UAE banks can deal with fresh exposure to debt defaults given their high liquidity and reserves they have built over the past year, Central Bank Governor Sultan bin Nasser Al Suwaidi was quoted on Wednesday as saying.
Suwaidi said the country’s 51 banks are still following a tight credit policy but expected them to resume normal lending after the economic situation improves.
“The UAE banking sector is capable of facing any economic situation in the future, including difficulties by indebted companies or individuals,” he told the semi-official Arabic language daily Al Ittihad.
“The Central Bank is following closely all the developments in the banking sector. I think the capital and reserves controlled by the UAE banks are large and sufficient and the liquidity situation is good.”

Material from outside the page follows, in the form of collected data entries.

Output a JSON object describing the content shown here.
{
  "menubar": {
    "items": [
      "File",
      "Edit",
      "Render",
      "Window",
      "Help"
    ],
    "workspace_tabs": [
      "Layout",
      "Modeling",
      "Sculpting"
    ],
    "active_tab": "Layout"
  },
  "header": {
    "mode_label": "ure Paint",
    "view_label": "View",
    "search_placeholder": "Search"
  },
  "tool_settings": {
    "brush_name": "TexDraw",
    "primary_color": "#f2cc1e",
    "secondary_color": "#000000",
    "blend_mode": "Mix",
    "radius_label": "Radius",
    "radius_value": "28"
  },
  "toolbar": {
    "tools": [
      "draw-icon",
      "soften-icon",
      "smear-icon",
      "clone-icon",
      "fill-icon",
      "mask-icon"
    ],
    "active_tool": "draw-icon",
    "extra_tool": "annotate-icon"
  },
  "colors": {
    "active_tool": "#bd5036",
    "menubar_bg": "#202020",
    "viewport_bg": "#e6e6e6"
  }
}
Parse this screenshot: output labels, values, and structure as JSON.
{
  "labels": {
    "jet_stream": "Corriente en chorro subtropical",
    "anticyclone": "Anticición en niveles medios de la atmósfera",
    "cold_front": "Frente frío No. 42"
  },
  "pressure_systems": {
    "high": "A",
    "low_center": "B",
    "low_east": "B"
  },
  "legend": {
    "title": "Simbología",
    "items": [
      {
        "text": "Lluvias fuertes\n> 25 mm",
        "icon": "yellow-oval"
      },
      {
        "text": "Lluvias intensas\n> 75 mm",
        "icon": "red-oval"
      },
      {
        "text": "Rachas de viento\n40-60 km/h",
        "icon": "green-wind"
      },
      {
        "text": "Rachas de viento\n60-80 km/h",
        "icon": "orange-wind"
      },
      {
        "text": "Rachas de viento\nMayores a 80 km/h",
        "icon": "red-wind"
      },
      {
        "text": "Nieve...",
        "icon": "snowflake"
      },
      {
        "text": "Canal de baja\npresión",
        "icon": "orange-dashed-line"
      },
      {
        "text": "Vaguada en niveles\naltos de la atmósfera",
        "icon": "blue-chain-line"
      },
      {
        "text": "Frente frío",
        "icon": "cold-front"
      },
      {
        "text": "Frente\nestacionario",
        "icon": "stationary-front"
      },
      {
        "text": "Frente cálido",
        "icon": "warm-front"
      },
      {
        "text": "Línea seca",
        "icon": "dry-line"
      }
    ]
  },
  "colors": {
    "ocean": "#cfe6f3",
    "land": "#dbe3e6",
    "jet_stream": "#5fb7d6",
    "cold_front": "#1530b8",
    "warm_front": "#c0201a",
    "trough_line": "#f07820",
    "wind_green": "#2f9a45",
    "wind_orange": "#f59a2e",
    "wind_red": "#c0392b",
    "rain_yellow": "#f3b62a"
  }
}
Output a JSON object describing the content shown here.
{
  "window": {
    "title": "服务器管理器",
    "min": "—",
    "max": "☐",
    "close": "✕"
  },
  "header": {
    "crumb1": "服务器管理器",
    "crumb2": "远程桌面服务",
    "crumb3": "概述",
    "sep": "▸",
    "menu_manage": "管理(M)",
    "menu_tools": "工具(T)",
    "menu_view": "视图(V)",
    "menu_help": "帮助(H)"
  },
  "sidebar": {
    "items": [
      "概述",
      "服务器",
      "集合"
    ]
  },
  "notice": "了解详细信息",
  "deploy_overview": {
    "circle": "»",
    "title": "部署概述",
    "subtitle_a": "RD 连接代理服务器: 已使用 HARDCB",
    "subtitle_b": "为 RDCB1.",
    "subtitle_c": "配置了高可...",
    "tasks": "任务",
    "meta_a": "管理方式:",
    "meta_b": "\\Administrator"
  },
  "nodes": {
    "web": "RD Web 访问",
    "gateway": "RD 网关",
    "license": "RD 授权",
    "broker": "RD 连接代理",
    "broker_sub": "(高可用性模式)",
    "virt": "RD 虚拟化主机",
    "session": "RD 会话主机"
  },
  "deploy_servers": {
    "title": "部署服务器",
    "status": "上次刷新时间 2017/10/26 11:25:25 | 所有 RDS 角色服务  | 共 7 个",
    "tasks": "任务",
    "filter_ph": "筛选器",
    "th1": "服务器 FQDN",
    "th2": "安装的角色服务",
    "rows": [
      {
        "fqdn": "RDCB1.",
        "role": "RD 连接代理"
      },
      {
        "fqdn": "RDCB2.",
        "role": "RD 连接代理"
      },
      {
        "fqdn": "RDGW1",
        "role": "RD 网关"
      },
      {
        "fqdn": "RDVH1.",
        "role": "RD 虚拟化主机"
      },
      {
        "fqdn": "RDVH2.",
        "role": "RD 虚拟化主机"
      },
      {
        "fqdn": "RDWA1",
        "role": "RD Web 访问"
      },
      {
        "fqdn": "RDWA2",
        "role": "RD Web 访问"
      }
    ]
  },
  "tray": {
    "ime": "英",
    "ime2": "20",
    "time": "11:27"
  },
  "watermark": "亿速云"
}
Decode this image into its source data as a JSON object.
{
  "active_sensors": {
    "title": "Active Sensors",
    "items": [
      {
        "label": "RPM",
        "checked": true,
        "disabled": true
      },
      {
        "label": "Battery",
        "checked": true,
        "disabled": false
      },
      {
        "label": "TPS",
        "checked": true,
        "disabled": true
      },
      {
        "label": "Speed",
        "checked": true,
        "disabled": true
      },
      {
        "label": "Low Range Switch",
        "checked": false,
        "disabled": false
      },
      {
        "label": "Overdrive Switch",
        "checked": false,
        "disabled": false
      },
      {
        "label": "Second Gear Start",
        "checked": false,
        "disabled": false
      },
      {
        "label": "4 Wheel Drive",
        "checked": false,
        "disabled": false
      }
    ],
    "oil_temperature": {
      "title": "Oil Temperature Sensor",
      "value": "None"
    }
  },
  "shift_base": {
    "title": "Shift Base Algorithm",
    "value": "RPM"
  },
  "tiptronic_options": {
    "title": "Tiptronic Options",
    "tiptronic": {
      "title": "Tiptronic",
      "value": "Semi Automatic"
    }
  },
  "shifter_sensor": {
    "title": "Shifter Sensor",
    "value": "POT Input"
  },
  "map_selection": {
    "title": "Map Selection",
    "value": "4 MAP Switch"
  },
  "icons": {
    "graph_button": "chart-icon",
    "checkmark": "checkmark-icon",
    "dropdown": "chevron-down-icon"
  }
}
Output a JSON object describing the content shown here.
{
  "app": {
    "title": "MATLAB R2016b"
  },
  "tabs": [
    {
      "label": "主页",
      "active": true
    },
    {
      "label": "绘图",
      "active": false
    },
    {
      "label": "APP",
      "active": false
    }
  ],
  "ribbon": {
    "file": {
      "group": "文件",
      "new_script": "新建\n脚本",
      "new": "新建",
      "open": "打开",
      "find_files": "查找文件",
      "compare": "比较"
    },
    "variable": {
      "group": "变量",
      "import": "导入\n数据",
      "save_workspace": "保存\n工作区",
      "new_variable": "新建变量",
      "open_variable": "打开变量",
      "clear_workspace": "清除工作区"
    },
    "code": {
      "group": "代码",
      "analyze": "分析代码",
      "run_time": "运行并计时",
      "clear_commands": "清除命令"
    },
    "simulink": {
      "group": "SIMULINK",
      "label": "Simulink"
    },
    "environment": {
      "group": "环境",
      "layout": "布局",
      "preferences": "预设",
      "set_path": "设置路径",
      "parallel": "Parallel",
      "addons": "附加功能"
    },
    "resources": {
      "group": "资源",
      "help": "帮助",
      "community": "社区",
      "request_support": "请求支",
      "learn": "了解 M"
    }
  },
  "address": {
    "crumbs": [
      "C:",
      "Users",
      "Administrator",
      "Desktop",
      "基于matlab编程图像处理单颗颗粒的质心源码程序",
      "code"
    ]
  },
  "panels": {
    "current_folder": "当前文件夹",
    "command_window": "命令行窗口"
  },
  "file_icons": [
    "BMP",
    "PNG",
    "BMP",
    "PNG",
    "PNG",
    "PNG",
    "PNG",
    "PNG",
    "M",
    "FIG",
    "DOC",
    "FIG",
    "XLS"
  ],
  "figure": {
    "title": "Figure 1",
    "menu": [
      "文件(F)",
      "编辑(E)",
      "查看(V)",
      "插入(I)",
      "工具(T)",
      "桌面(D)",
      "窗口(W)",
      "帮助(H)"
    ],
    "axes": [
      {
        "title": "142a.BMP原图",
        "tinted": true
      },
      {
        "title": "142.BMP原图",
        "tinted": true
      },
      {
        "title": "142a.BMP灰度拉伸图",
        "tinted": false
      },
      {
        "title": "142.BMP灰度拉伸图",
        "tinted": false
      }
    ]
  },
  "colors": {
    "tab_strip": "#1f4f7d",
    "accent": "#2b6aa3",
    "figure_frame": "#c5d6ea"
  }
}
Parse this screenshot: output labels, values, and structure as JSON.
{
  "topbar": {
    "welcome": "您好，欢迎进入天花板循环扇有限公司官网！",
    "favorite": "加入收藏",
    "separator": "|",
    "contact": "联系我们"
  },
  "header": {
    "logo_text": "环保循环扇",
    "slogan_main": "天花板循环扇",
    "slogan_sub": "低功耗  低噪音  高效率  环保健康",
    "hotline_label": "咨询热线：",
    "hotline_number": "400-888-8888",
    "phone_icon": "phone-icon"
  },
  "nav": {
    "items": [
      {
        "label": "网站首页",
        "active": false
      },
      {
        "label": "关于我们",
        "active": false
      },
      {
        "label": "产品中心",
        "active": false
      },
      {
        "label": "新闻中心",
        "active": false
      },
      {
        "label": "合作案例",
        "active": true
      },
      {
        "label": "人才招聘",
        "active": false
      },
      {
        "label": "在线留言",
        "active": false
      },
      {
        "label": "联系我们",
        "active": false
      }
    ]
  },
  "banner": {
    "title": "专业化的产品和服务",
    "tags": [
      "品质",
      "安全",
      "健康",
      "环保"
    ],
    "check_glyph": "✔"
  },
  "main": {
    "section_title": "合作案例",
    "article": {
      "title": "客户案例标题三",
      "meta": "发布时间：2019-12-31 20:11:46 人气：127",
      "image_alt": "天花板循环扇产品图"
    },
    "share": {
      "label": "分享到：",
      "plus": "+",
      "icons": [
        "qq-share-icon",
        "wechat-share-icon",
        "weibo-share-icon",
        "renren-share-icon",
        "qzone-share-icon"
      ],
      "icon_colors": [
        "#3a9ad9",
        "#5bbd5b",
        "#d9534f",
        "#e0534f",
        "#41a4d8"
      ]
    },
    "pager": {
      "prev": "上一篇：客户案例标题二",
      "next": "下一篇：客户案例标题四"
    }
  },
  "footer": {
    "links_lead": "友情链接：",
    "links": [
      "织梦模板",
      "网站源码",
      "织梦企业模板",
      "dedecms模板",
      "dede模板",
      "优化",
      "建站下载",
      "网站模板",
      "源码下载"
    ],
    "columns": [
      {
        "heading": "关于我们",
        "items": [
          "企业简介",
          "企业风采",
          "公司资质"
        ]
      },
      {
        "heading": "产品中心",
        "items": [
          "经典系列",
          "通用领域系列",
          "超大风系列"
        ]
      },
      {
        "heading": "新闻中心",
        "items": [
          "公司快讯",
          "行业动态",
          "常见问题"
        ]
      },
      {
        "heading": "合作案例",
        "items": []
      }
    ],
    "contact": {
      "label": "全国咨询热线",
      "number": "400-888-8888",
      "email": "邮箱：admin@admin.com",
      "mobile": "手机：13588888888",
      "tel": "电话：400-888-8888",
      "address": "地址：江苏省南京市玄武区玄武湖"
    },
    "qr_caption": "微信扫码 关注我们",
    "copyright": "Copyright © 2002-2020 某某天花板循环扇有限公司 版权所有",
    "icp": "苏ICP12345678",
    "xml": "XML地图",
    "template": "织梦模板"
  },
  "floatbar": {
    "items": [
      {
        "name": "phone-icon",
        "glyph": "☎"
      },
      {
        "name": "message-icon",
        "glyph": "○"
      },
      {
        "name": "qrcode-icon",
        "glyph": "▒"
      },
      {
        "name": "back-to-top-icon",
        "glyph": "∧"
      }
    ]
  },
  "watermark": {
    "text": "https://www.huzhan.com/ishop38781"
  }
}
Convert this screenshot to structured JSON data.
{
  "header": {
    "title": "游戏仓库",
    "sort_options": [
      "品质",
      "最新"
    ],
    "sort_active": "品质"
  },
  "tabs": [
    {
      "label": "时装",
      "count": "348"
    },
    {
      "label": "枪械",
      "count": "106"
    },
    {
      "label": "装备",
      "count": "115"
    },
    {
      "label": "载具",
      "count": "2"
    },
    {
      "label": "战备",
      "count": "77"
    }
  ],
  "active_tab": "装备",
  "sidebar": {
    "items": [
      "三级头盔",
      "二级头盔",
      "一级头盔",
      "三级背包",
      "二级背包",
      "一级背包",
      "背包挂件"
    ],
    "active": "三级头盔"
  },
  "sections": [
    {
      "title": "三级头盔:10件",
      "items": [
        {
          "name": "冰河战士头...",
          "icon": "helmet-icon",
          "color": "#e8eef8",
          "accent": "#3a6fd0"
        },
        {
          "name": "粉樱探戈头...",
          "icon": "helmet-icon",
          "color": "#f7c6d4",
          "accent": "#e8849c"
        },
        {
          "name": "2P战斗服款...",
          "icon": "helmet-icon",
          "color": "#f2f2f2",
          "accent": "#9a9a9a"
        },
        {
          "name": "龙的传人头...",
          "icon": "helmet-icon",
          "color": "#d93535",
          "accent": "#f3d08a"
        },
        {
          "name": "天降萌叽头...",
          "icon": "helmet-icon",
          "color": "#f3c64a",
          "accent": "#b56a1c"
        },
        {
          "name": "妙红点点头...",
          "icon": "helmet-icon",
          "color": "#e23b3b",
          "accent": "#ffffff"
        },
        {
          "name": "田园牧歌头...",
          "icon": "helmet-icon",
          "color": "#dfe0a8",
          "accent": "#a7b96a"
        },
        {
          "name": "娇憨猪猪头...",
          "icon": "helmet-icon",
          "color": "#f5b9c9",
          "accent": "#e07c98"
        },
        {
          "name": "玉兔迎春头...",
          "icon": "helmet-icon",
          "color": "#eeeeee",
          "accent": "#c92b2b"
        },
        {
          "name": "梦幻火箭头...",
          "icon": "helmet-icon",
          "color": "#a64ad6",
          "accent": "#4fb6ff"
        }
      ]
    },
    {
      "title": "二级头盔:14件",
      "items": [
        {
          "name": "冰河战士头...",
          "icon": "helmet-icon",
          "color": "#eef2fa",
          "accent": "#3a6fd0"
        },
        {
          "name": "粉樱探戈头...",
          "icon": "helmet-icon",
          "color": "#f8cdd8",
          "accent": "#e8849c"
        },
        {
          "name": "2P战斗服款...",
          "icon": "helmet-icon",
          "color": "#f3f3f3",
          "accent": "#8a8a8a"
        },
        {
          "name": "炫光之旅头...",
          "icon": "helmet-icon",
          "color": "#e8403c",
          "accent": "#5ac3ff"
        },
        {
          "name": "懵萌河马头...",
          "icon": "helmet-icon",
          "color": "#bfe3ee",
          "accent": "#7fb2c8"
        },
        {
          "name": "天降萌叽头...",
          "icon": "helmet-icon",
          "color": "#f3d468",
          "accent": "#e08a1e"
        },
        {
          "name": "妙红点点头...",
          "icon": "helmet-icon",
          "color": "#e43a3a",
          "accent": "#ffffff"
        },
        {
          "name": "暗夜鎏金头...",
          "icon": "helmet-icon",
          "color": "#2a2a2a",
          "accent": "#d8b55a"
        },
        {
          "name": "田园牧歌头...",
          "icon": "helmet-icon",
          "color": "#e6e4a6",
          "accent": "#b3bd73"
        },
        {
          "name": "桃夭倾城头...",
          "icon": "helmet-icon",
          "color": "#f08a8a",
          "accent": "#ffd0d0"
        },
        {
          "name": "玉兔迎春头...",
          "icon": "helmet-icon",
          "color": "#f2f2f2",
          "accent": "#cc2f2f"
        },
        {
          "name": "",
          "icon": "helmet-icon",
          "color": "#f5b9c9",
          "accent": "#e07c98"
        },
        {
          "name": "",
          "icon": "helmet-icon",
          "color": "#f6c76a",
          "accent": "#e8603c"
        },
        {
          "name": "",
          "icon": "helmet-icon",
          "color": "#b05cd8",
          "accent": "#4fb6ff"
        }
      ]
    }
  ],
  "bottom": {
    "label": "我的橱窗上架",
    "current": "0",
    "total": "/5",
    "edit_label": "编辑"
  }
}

Suwaidi said the banks’ strong liquidity position is underscored by a surge in their investment in the Central Bank, with their certificates of deposits swelling by more than Dh6.5 billion in July alone.
“But banks are still cautious in expanding their credit because of the repercussions of the global financial crisis. I believe they will resume normal lending once economic conditions start to improve. For the present period, it seems that caution is the main feature of banks’ lending operations,” he said.
Suwaidi said he expected global interest rates to further decline in the coming stage on the grounds an expected slow recovery in the US economy would impact the global economy.
“Interest rates will likely decline further in global markets due to slackening demand and stagnation. This applies to the UAE and its rates,” he said.
Central Bank figures showed the combined credit extended by the UAE’s 23 national banks and 28 foreign units edged up by only around 0.7 per cent in the first seven months of 2010. Growth was also as slow as 2.4 per cent through 2009 compared with a staggering 32 per cent in 2008.
Deposits with banks jumped by around Dh30 billion in the first seven months of this year to record one of their highest increases in more than two years.
According to Suwaidi, the bulk of the increase was in private sector deposits, which appears to be opting for bank investment instead of funding projects and expansion plans because of the economic uncertainty.